With the current focus on reducing carbon emissions, it’s important not to lose sight of the need for efficiency. Kevin Stones, Technical Service Director with Hoval, explains

When the Carbon Reduction Commitment changed its name to the CRC Energy Efficiency Scheme (CRC EES) this was more than just a whim; it was in recognition that reducing carbon emissions doesn’t always improve efficiency. And it’s important to address both issues because efficiency has a direct impact on fuel consumption and, therefore, costs.  

For example, electricity generated by a nuclear power station may have a low carbon footprint but if the systems using the electricity are inefficient the building operator will still end up with a big energy bill. So a low carbon installation that is expensive to run will clearly fail to meet all of the needs of the end client. 

Another, more common, example is that of biomass fuels. A biomass boiler reduces carbon emissions because wood fuels are close to carbon neutral, on the grounds that the CO2 released during combustion was fixed by the plants used as fuel just a few years earlier. But it’s still important that the biomass boiler is used efficiently. 

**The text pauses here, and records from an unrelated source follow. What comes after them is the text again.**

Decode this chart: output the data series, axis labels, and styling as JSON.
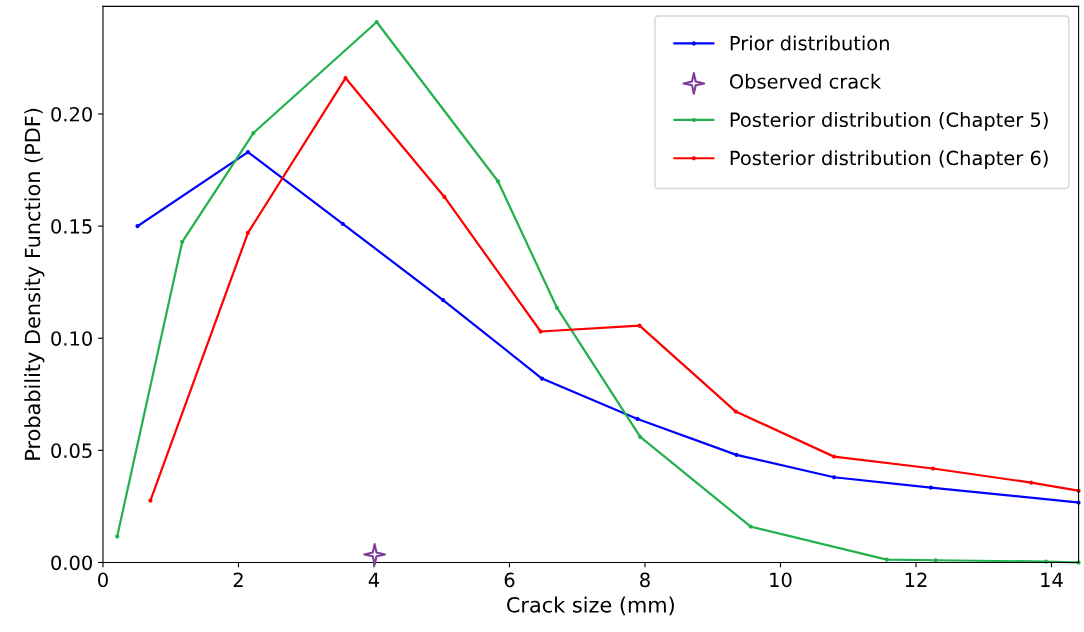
{
  "chart_data": {
    "type": "line",
    "xlabel": "Crack size (mm)",
    "ylabel": "Probability Density Function (PDF)",
    "xlim": [
      0,
      14.4
    ],
    "ylim": [
      0,
      0.248
    ],
    "xticks": [
      0,
      2,
      4,
      6,
      8,
      10,
      12,
      14
    ],
    "yticks": [
      {
        "value": 0,
        "label": "0.00"
      },
      0.05,
      {
        "value": 0.1,
        "label": "0.10"
      },
      0.15,
      {
        "value": 0.2,
        "label": "0.20"
      }
    ],
    "legend": "top right",
    "grid": false,
    "marker": "circle",
    "line_style": "solid",
    "series": [
      {
        "name": "Prior distribution",
        "color": "#0000ff",
        "x": [
          0.51,
          2.14,
          3.54,
          5.02,
          6.48,
          7.89,
          9.35,
          10.79,
          12.22,
          14.4
        ],
        "values": [
          0.15,
          0.183,
          0.151,
          0.117,
          0.082,
          0.064,
          0.048,
          0.038,
          0.0334,
          0.0267
        ]
      },
      {
        "name": "Observed crack",
        "type": "scatter",
        "marker": "star",
        "color": "#7f3f98",
        "x": [
          4.01
        ],
        "values": [
          0.0036
        ]
      },
      {
        "name": "Posterior distribution (Chapter 5)",
        "color": "#22b14c",
        "x": [
          0.21,
          1.17,
          2.22,
          4.04,
          5.83,
          6.7,
          7.93,
          9.56,
          11.57,
          12.29,
          13.92,
          14.4
        ],
        "values": [
          0.0116,
          0.143,
          0.1915,
          0.241,
          0.17,
          0.1136,
          0.056,
          0.016,
          0.0013,
          0.001,
          0.0004,
          0.0
        ]
      },
      {
        "name": "Posterior distribution (Chapter 6)",
        "color": "#ff0000",
        "x": [
          0.7,
          2.14,
          3.58,
          5.04,
          6.46,
          7.92,
          9.34,
          10.79,
          12.25,
          13.7,
          14.4
        ],
        "values": [
          0.0276,
          0.147,
          0.216,
          0.163,
          0.103,
          0.1056,
          0.0673,
          0.0472,
          0.0419,
          0.0356,
          0.032
        ]
      }
    ]
  }
}
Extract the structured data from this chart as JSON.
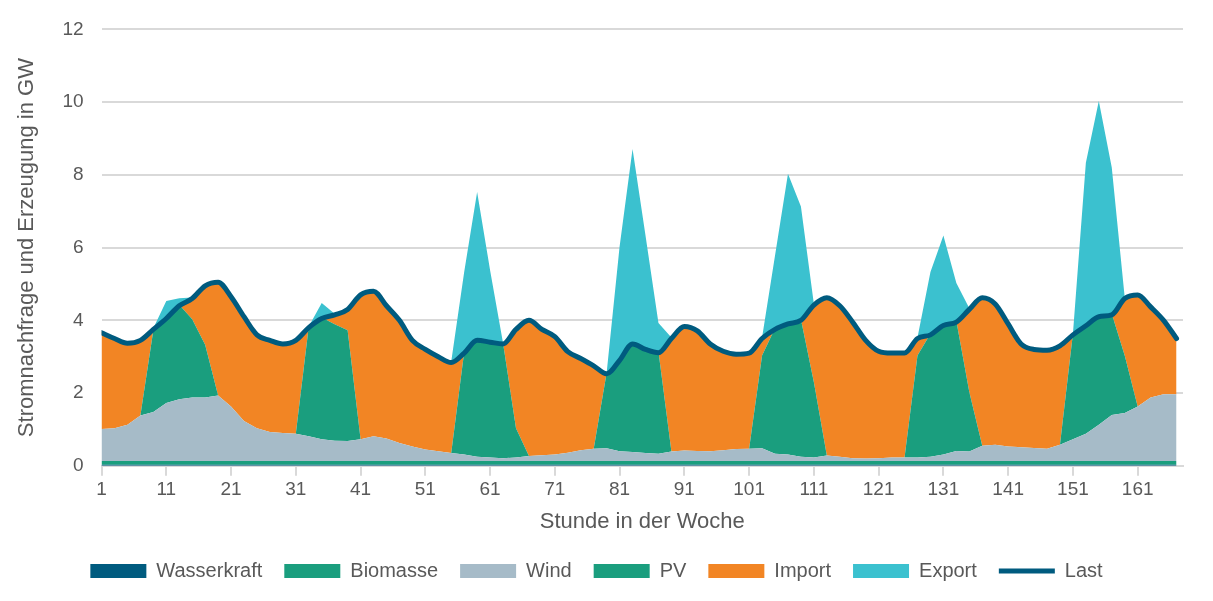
{
  "chart_data": {
    "type": "area",
    "xlabel": "Stunde in der Woche",
    "ylabel": "Stromnachfrage und Erzeugung in GW",
    "stacked": true,
    "grid": "y",
    "legend": "bottom",
    "marker": "none",
    "xlim": [
      1,
      168
    ],
    "xticks": [
      1,
      11,
      21,
      31,
      41,
      51,
      61,
      71,
      81,
      91,
      101,
      111,
      121,
      131,
      141,
      151,
      161
    ],
    "ylim": [
      0,
      12
    ],
    "yticks": [
      0,
      2,
      4,
      6,
      8,
      10,
      12
    ],
    "x": [
      1,
      3,
      5,
      7,
      9,
      11,
      13,
      15,
      17,
      19,
      21,
      23,
      25,
      27,
      29,
      31,
      33,
      35,
      37,
      39,
      41,
      43,
      45,
      47,
      49,
      51,
      53,
      55,
      57,
      59,
      61,
      63,
      65,
      67,
      69,
      71,
      73,
      75,
      77,
      79,
      81,
      83,
      85,
      87,
      89,
      91,
      93,
      95,
      97,
      99,
      101,
      103,
      105,
      107,
      109,
      111,
      113,
      115,
      117,
      119,
      121,
      123,
      125,
      127,
      129,
      131,
      133,
      135,
      137,
      139,
      141,
      143,
      145,
      147,
      149,
      151,
      153,
      155,
      157,
      159,
      161,
      163,
      165,
      167
    ],
    "series": [
      {
        "name": "Wasserkraft",
        "color": "#005b7f",
        "values": [
          0.03,
          0.03,
          0.03,
          0.03,
          0.03,
          0.03,
          0.03,
          0.03,
          0.03,
          0.03,
          0.03,
          0.03,
          0.03,
          0.03,
          0.03,
          0.03,
          0.03,
          0.03,
          0.03,
          0.03,
          0.03,
          0.03,
          0.03,
          0.03,
          0.03,
          0.03,
          0.03,
          0.03,
          0.03,
          0.03,
          0.03,
          0.03,
          0.03,
          0.03,
          0.03,
          0.03,
          0.03,
          0.03,
          0.03,
          0.03,
          0.03,
          0.03,
          0.03,
          0.03,
          0.03,
          0.03,
          0.03,
          0.03,
          0.03,
          0.03,
          0.03,
          0.03,
          0.03,
          0.03,
          0.03,
          0.03,
          0.03,
          0.03,
          0.03,
          0.03,
          0.03,
          0.03,
          0.03,
          0.03,
          0.03,
          0.03,
          0.03,
          0.03,
          0.03,
          0.03,
          0.03,
          0.03,
          0.03,
          0.03,
          0.03,
          0.03,
          0.03,
          0.03,
          0.03,
          0.03,
          0.03,
          0.03,
          0.03,
          0.03
        ]
      },
      {
        "name": "Biomasse",
        "color": "#1a9e7e",
        "values": [
          0.1,
          0.1,
          0.1,
          0.1,
          0.1,
          0.1,
          0.1,
          0.1,
          0.1,
          0.1,
          0.1,
          0.1,
          0.1,
          0.1,
          0.1,
          0.1,
          0.1,
          0.1,
          0.1,
          0.1,
          0.1,
          0.1,
          0.1,
          0.1,
          0.1,
          0.1,
          0.1,
          0.1,
          0.1,
          0.1,
          0.1,
          0.1,
          0.1,
          0.1,
          0.1,
          0.1,
          0.1,
          0.1,
          0.1,
          0.1,
          0.1,
          0.1,
          0.1,
          0.1,
          0.1,
          0.1,
          0.1,
          0.1,
          0.1,
          0.1,
          0.1,
          0.1,
          0.1,
          0.1,
          0.1,
          0.1,
          0.1,
          0.1,
          0.1,
          0.1,
          0.1,
          0.1,
          0.1,
          0.1,
          0.1,
          0.1,
          0.1,
          0.1,
          0.1,
          0.1,
          0.1,
          0.1,
          0.1,
          0.1,
          0.1,
          0.1,
          0.1,
          0.1,
          0.1,
          0.1,
          0.1,
          0.1,
          0.1,
          0.1
        ]
      },
      {
        "name": "Wind",
        "color": "#a6bbc8",
        "values": [
          0.88,
          0.9,
          1.0,
          1.25,
          1.35,
          1.6,
          1.7,
          1.75,
          1.75,
          1.8,
          1.5,
          1.1,
          0.9,
          0.8,
          0.77,
          0.75,
          0.68,
          0.6,
          0.56,
          0.55,
          0.6,
          0.68,
          0.62,
          0.5,
          0.4,
          0.32,
          0.27,
          0.22,
          0.18,
          0.12,
          0.1,
          0.08,
          0.1,
          0.14,
          0.16,
          0.18,
          0.23,
          0.3,
          0.34,
          0.35,
          0.27,
          0.25,
          0.22,
          0.2,
          0.26,
          0.29,
          0.28,
          0.27,
          0.3,
          0.33,
          0.34,
          0.35,
          0.2,
          0.18,
          0.12,
          0.1,
          0.15,
          0.12,
          0.08,
          0.07,
          0.08,
          0.1,
          0.1,
          0.1,
          0.12,
          0.18,
          0.28,
          0.26,
          0.42,
          0.45,
          0.4,
          0.38,
          0.36,
          0.34,
          0.45,
          0.6,
          0.75,
          1.0,
          1.27,
          1.32,
          1.5,
          1.75,
          1.84,
          1.84
        ]
      },
      {
        "name": "PV",
        "color": "#1a9e7e",
        "values": [
          0,
          0,
          0,
          0,
          2.25,
          2.35,
          2.6,
          2.15,
          1.45,
          0,
          0,
          0,
          0,
          0,
          0,
          0,
          3.02,
          3.35,
          3.2,
          3.05,
          0,
          0,
          0,
          0,
          0,
          0,
          0,
          0,
          2.82,
          3.23,
          3.2,
          3.17,
          0.8,
          0,
          0,
          0,
          0,
          0,
          0,
          2.08,
          2.53,
          3.0,
          2.88,
          2.81,
          0,
          0,
          0,
          0,
          0,
          0,
          0,
          2.55,
          3.45,
          3.62,
          3.78,
          2.07,
          0,
          0,
          0,
          0,
          0,
          0,
          0,
          2.8,
          3.38,
          3.58,
          3.57,
          1.64,
          0,
          0,
          0,
          0,
          0,
          0,
          0,
          2.9,
          3.0,
          3.0,
          2.78,
          1.58,
          0,
          0,
          0,
          0
        ]
      },
      {
        "name": "Import",
        "color": "#f28524",
        "values": [
          2.68,
          2.5,
          2.27,
          2.1,
          0.05,
          0,
          0,
          0.6,
          1.65,
          3.15,
          3.05,
          2.9,
          2.6,
          2.55,
          2.48,
          2.6,
          0,
          0,
          0.29,
          0.6,
          4.0,
          4.02,
          3.68,
          3.4,
          2.95,
          2.78,
          2.63,
          2.52,
          0,
          0,
          0,
          0,
          2.75,
          3.76,
          3.49,
          3.27,
          2.81,
          2.55,
          2.31,
          0,
          0,
          0,
          0,
          0,
          3.14,
          3.44,
          3.33,
          2.98,
          2.75,
          2.64,
          2.66,
          0.5,
          0,
          0,
          0,
          2.15,
          4.37,
          4.18,
          3.77,
          3.28,
          2.97,
          2.9,
          2.9,
          0.5,
          0,
          0,
          0,
          2.3,
          4.1,
          3.9,
          3.4,
          2.87,
          2.74,
          2.74,
          2.75,
          0,
          0,
          0,
          0,
          1.6,
          3.1,
          2.52,
          2.06,
          1.56
        ]
      },
      {
        "name": "Export",
        "color": "#3bc1cf",
        "values": [
          0,
          0,
          0,
          0,
          0,
          0.45,
          0.18,
          0,
          0,
          0,
          0,
          0,
          0,
          0,
          0,
          0,
          0,
          0.4,
          0,
          0,
          0,
          0,
          0,
          0,
          0,
          0,
          0,
          0,
          2.2,
          4.05,
          1.95,
          0,
          0,
          0,
          0,
          0,
          0,
          0,
          0,
          0,
          3.1,
          5.33,
          3.1,
          0.79,
          0,
          0,
          0,
          0,
          0,
          0,
          0,
          0,
          2.0,
          4.1,
          3.1,
          0,
          0,
          0,
          0,
          0,
          0,
          0,
          0,
          0,
          1.7,
          2.44,
          1.05,
          0,
          0,
          0,
          0,
          0,
          0,
          0,
          0,
          0,
          4.45,
          5.9,
          4.02,
          0,
          0,
          0,
          0,
          0
        ]
      },
      {
        "name": "Last",
        "type": "line",
        "color": "#005b7f",
        "values": [
          3.66,
          3.5,
          3.37,
          3.45,
          3.75,
          4.05,
          4.4,
          4.6,
          4.95,
          5.05,
          4.65,
          4.1,
          3.6,
          3.45,
          3.35,
          3.45,
          3.8,
          4.05,
          4.15,
          4.3,
          4.7,
          4.8,
          4.4,
          4.0,
          3.45,
          3.2,
          3.0,
          2.84,
          3.1,
          3.45,
          3.4,
          3.35,
          3.75,
          4.0,
          3.75,
          3.55,
          3.14,
          2.95,
          2.75,
          2.53,
          2.9,
          3.35,
          3.2,
          3.11,
          3.5,
          3.83,
          3.71,
          3.35,
          3.15,
          3.07,
          3.1,
          3.5,
          3.75,
          3.9,
          4.0,
          4.42,
          4.62,
          4.4,
          3.95,
          3.45,
          3.15,
          3.1,
          3.1,
          3.5,
          3.6,
          3.86,
          3.95,
          4.3,
          4.62,
          4.45,
          3.9,
          3.35,
          3.2,
          3.18,
          3.3,
          3.6,
          3.85,
          4.1,
          4.15,
          4.6,
          4.7,
          4.37,
          4.0,
          3.5
        ]
      }
    ]
  }
}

In fact, modern biomass boilers are very efficient (up to 92% for the better designs) but as with all building services plant their efficiency will vary with the nature of the system they serve. For instance, they are able to cope effectively with variable heat loads but not, perhaps, as efficiently as a gas-fired condensing boiler. So biomass boilers will operate at maximum efficiency when combined with a steady base load. 

Consequently there will be occasions when a mix of biomass and conventional boilers gives the highest overall efficiency, in relation to the way the building is used and the demands it makes on its heating systems. An obvious example would be where the biomass boiler meets a constant load and is then ‘topped up’ by a condensing boiler as and when required. 

There are also other considerations the building services engineer has to take into account when designing such systems. These include local planning consents requiring a percentage of renewable energy sources – and/or the desire of the end client to be ‘seen to be green’. 

As a result, there will certainly be a need to consider the use of other renewable heat sources, such as solar thermal and heat pumps, as part of the overall mix. And because the heating capacity of both solar thermal and heat pump systems shows considerable seasonal variation, there will be a need to design a suitable level of back-up into the system. This, in turn, may impact on capital costs and resulting payback periods. 

For that reason, solar thermal systems and heat pumps are often used to pre-heat cold water for hot water systems, with other heat sources (e.g. gas, oil or biomass boilers) being used to bring the water up to the required temperature and for pasteurisation cycles. This approach tends to work well and increases efficiency by minimising the use of the boiler plant. However, it is essential to include efficient controls and suitably designed thermal storage vessels to ensure that each type of heat source is used to optimum effect. 

Other situations may point to a different solution. Swimming pools, for example, act as a large heat sink with relatively low operating temperatures (typically 26-30°C) that can easily be achieved with solar thermal, with no need to buy thermal storage vessels. These low temperatures result in high collector efficiencies and solar fractions. Additionally most indoor pools have a large roof area, which is ideal for the solar collectors. 

In the case of new build projects there may be more scope to make wider use of renewable heat sources, as early collaboration at the design stage can help to ensure the fabric design reduces heating loads. This, in turn, could open the door for using lower grade heat sources such as heat pumps, in conjunction with underfloor heating or suitably sized heat emitters to compensate for the lower water temperatures. In such cases, the lower return water temperatures may make condensing boilers the best choice as a back-up heat source because of the extra condensing that will be achieved. 

In refurbishment projects, where the requirement for consequential improvements under Part L of the Building Regulations is likely to encourage the use of low carbon technologies, this can be more challenging. For instance, if the central plant is being replaced but the distribution system and heat emitters remain unchanged, the original design water temperatures may need to be retained. Here, biomass boilers offer a good solution as they will generally deliver hot water at around 82°C, equivalent to conventional boilers. 

Ultimately, the key to arriving at the best solution is to decide which renewable and conventional heat sources will work together in a controllable fashion. Furthermore, these choices need to be made in the context of the nature of the building and how it is used on a day-to-day basis, local planning requirements, the end client’s aspirations and the budgetary realities.